Assets of Bangladesh to make faster progress

  • It would be unfair to draw the curtain with challenges. Rather I would like to highlight the assets that Bangladesh has to attain the objective of a resilient and prosperous country.
  • Bangladesh has valuable knowledge and experience in absorbing shocks be it natural disasters or be it economic crisis in the west, and bouncing back strongly. Bangladesh solidarity and mutual support in crisis is simply amazing! This has helped this country to rebound after major disasters. Solidarity, volunteerism and collective action remain assets that are worth retaining -- but it takes effort, tender-loving care. These assets cannot be taken for granted but must be promoted through investments, education and recognition of those who exhibit such characteristics.

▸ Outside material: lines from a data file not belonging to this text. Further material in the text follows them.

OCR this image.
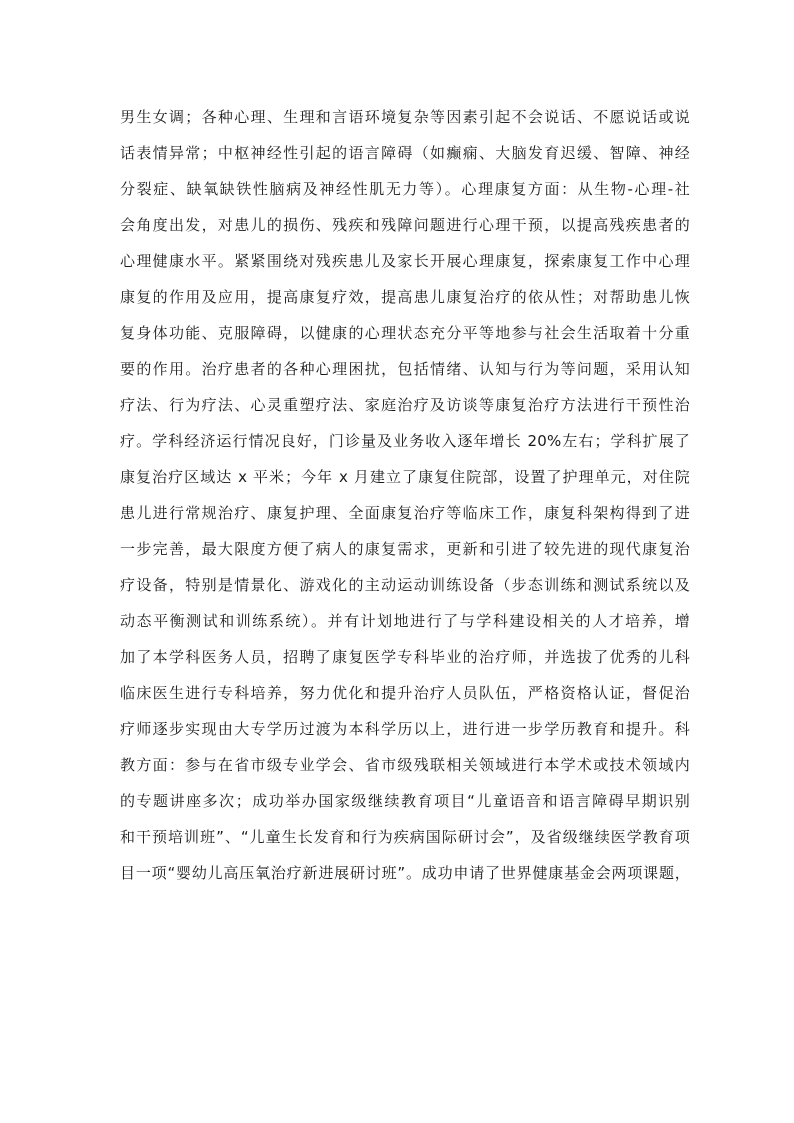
男生女调；各种心理、生理和言语环境复杂等因素引起不会说话、不愿说话或说
话表情异常；中枢神经性引起的语言障碍（如癫痫、大脑发育迟缓、智障、神经
分裂症、缺氧缺铁性脑病及神经性肌无力等）。心理康复方面：从生物-心理-社
会角度出发，对患儿的损伤、残疾和残障问题进行心理干预，以提高残疾患者的
心理健康水平。紧紧围绕对残疾患儿及家长开展心理康复，探索康复工作中心理
康复的作用及应用，提高康复疗效，提高患儿康复治疗的依从性；对帮助患儿恢
复身体功能、克服障碍，以健康的心理状态充分平等地参与社会生活取着十分重
要的作用。治疗患者的各种心理困扰，包括情绪、认知与行为等问题，采用认知
疗法、行为疗法、心灵重塑疗法、家庭治疗及访谈等康复治疗方法进行干预性治
疗。学科经济运行情况良好，门诊量及业务收入逐年增长 20%左右；学科扩展了
康复治疗区域达 x 平米；今年 x 月建立了康复住院部，设置了护理单元，对住院
患儿进行常规治疗、康复护理、全面康复治疗等临床工作，康复科架构得到了进
一步完善，最大限度方便了病人的康复需求，更新和引进了较先进的现代康复治
疗设备，特别是情景化、游戏化的主动运动训练设备（步态训练和测试系统以及
动态平衡测试和训练系统）。并有计划地进行了与学科建设相关的人才培养，增
加了本学科医务人员，招聘了康复医学专科毕业的治疗师，并选拔了优秀的儿科
临床医生进行专科培养，努力优化和提升治疗人员队伍，严格资格认证，督促治
疗师逐步实现由大专学历过渡为本科学历以上，进行进一步学历教育和提升。科
教方面：参与在省市级专业学会、省市级残联相关领域进行本学术或技术领域内
的专题讲座多次；成功举办国家级继续教育项目“儿童语音和语言障碍早期识别
和干预培训班”、“儿童生长发育和行为疾病国际研讨会”，及省级继续医学教育项
目一项“婴幼儿高压氧治疗新进展研讨班”。成功申请了世界健康基金会两项课题，
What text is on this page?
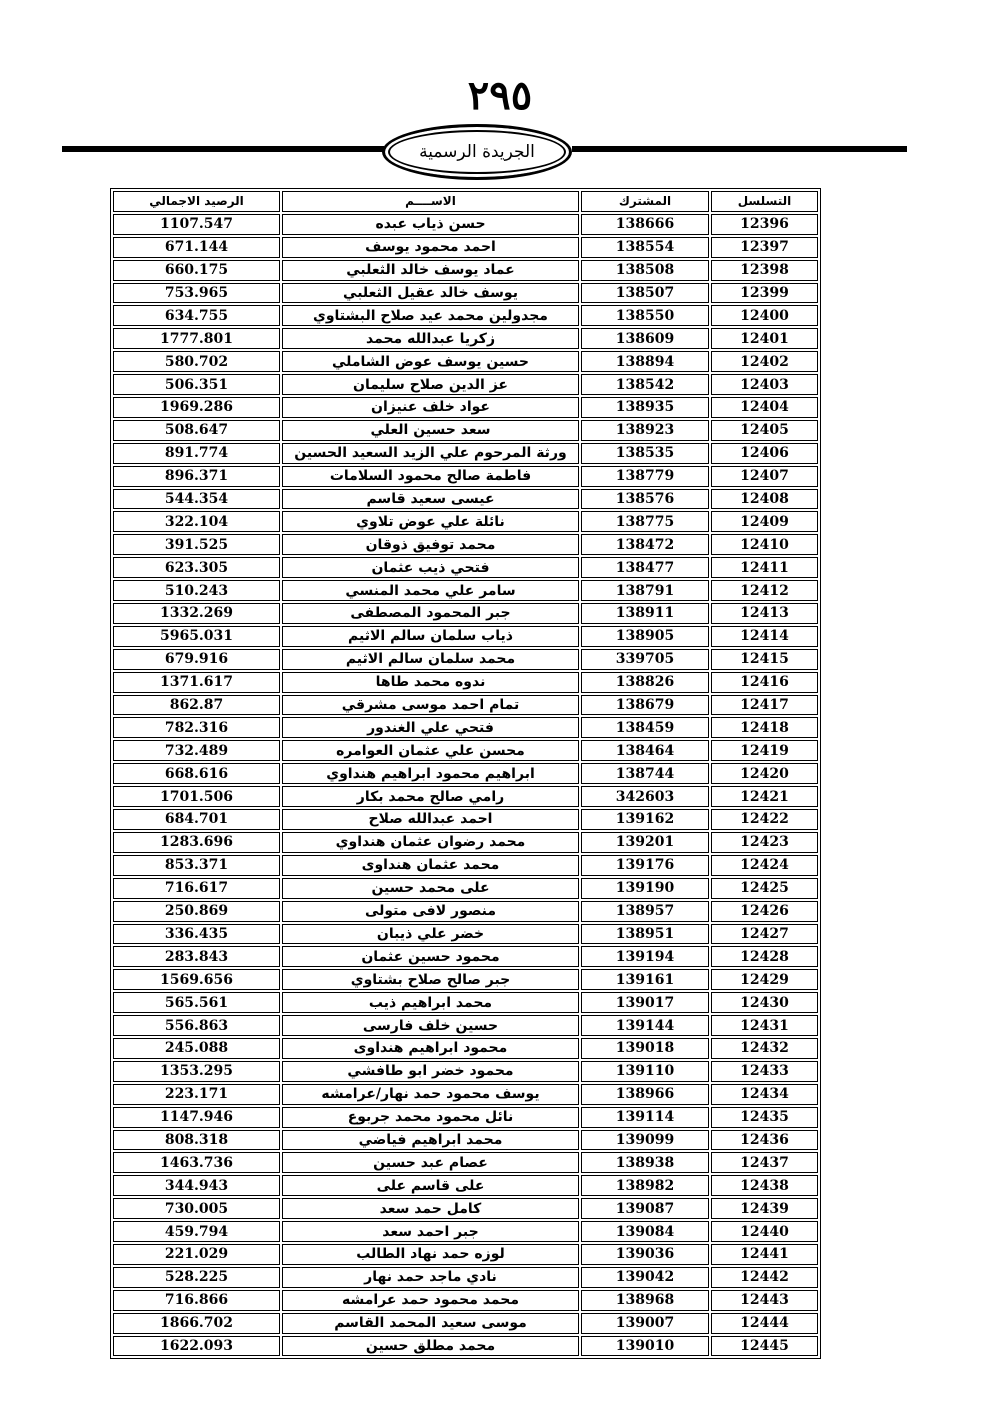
٢٩٥
الجريدة الرسمية
التسلسل	المشترك	الاســــم	الرصيد الاجمالي
12396	138666	حسن ذياب عبده	1107.547
12397	138554	احمد محمود يوسف	671.144
12398	138508	عماد يوسف خالد الثعلبي	660.175
12399	138507	يوسف خالد عقيل الثعلبي	753.965
12400	138550	مجدولين محمد عيد صلاح البشتاوي	634.755
12401	138609	زكريا عبدالله محمد	1777.801
12402	138894	حسين يوسف عوض الشاملي	580.702
12403	138542	عز الدين صلاح سليمان	506.351
12404	138935	عواد خلف عنيزان	1969.286
12405	138923	سعد حسين العلي	508.647
12406	138535	ورثة المرحوم علي الزيد السعيد الحسين	891.774
12407	138779	فاطمة صالح محمود السلامات	896.371
12408	138576	عيسى سعيد قاسم	544.354
12409	138775	نائلة علي عوض تلاوي	322.104
12410	138472	محمد توفيق ذوقان	391.525
12411	138477	فتحي ذيب عثمان	623.305
12412	138791	سامر علي محمد المنسي	510.243
12413	138911	جبر المحمود المصطفى	1332.269
12414	138905	ذياب سلمان سالم الاثيم	5965.031
12415	339705	محمد سلمان سالم الاثيم	679.916
12416	138826	ندوه محمد طاها	1371.617
12417	138679	تمام احمد موسى مشرقي	862.87
12418	138459	فتحي علي الغندور	782.316
12419	138464	محسن علي عثمان العوامره	732.489
12420	138744	ابراهيم محمود ابراهيم هنداوي	668.616
12421	342603	رامي صالح محمد بكار	1701.506
12422	139162	احمد عبدالله صلاح	684.701
12423	139201	محمد رضوان عثمان هنداوي	1283.696
12424	139176	محمد عثمان هنداوى	853.371
12425	139190	على محمد حسين	716.617
12426	138957	منصور لافى متولى	250.869
12427	138951	خضر علي ذيبان	336.435
12428	139194	محمود حسين عثمان	283.843
12429	139161	جبر صالح صلاح بشتاوي	1569.656
12430	139017	محمد ابراهيم ذيب	565.561
12431	139144	حسين خلف فارسى	556.863
12432	139018	محمود ابراهيم هنداوى	245.088
12433	139110	محمود خضر ابو طافشي	1353.295
12434	138966	يوسف محمود حمد نهار/عرامشه	223.171
12435	139114	نائل محمود محمد جربوع	1147.946
12436	139099	محمد ابراهيم فياضي	808.318
12437	138938	عصام عبد حسين	1463.736
12438	138982	على قاسم على	344.943
12439	139087	كامل حمد سعد	730.005
12440	139084	جبر احمد سعد	459.794
12441	139036	لوزه حمد نهاد الطالب	221.029
12442	139042	نادي ماجد حمد نهار	528.225
12443	138968	محمد محمود حمد عرامشه	716.866
12444	139007	موسى سعيد المحمد القاسم	1866.702
12445	139010	محمد مطلق حسين	1622.093
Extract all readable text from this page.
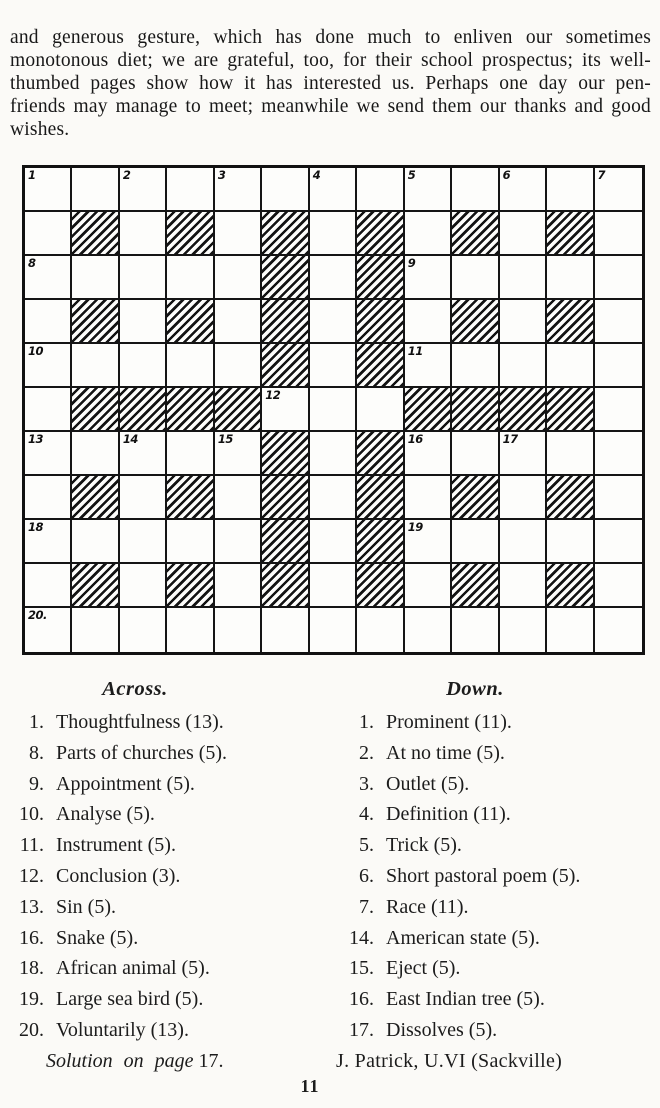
and generous gesture, which has done much to enliven our sometimes monotonous diet; we are grateful, too, for their school prospectus; its well-thumbed pages show how it has interested us. Perhaps one day our pen-friends may manage to meet; meanwhile we send them our thanks and good wishes.

1	2	3	4	5	6	7
8	9
10	11
12
13	14	15	16	17
18	19
20.
Across.
1. Thoughtfulness (13).
8. Parts of churches (5).
9. Appointment (5).
10. Analyse (5).
11. Instrument (5).
12. Conclusion (3).
13. Sin (5).
16. Snake (5).
18. African animal (5).
19. Large sea bird (5).
20. Voluntarily (13).
Solution on page 17.
Down.
1. Prominent (11).
2. At no time (5).
3. Outlet (5).
4. Definition (11).
5. Trick (5).
6. Short pastoral poem (5).
7. Race (11).
14. American state (5).
15. Eject (5).
16. East Indian tree (5).
17. Dissolves (5).
J. Patrick, U.VI (Sackville)
11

  • Role of the state is another asset. Successive Bangladeshi government has shown strong commitment towards inclusive growth and poverty reduction and building human capabilities. The strong commitment of the current government to develop a comprehensive social protection strategy offers a tremendous opportunity for the country. The strategy is guided by a vision, and I quote “an inclusive social security system for all deserving Bangladeshis that effectively tackles and prevents poverty and inequality and contributes to broader human development, employment and economic growth”.
  • The Bangladeshi youth is the most vibrant asset. There is a demographic dividend from a proportionally large share of the population in productive age, which will remain an opportunity for the coming 20-30 years. However, it could be a liability if Government is unable to create enough employment for the youth of Bangladesh.
  • Having said my part, I will now be happy to hear your views and respond to questions on these topics.